RE: Next aquire's 25% stake in Reiss10 Mar 2021 21:16
danl90 - from Paul Scott who writes for the Small Cap Value Report on Stockopedia on 2 March 2021
Cardfactory is a high risk, financially distressed greetings card retailer. The share price was bombed out at about 35p until about a fortnight ago, when something very strange started happening - the share price has doubled!
Has the company successfully resolved its problem bank borrowings? No! That's what makes it so peculiar. The latest update says -
... we continue to engage in constructive discussions with our banking syndicate, who remain supportive of the Company. The banks have provided further waivers in respect of anticipated covenant breaches through until 31 March 2021, taking account of the Company's cash flow projections, subject to certain conditions.
We are engaged on a plan to refinance the Company, and will provide a further update in due course. Coupled with the expected reopening of the vast majority of the store estate during April, the Board is confident the business is well placed to deliver for the benefit of all stakeholders.
So the business is lurching from one month to the next, getting short term covenant waivers from its banks - a highly precarious position to be in. It sounds as if a placing is probably underway as we speak. Therefore the risk to anyone buying in the open market now, is that you end up getting diluted heavily in a discounted fundraising. Personally, I would never chase a share price up where a fundraising is being done, in financial distressed circumstances.
Big shareholders probably cannot sell in the open market because they're likely to have been made insiders, if I'm right about a fundraising probably happening behind closed doors (it couldn't be much clearer from what the company says above).

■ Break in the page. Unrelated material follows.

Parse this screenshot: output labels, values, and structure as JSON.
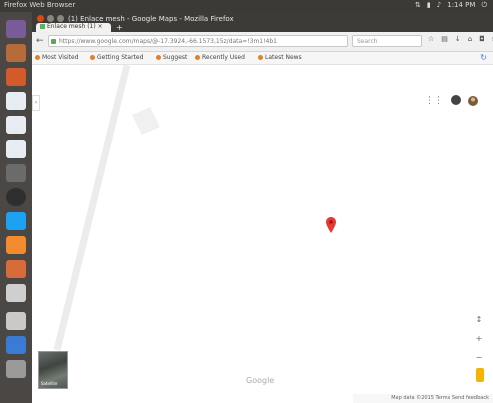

My opinion - we're in a very frothy stock market at the moment, and share prices are not being driven by fundamentals any more. A good story is all you need. It's exactly like 1998-99, in terms of sentiment & market froth, in my view. The danger with that, is a lot of new investors, who don't really know what they're doing, are learning all the wrong lessons in this type of market, e.g. chasing story stocks, ignoring valuation, ignoring balance sheet risk, bunching together into bulletin board (Reddit?!) story stocks, frothy IPOs going to instant premiums, and all sorts of nonsense in the US markets like Gamestop, Tesla, Bitcoin, SPACs, it's all absolutely classic bull market top type of behaviour.
In that context, who knows what story the bulls in CARD are getting excited by? Could it be that the Moonpig float has reawakened interest in greetings cards? A bear might think that CARD has missed the boat. But a bull might say that CARD has a great opportunity to up its game by becoming the next Moonpig, with a load of nicely cash generative shops too, and low production costs of cards.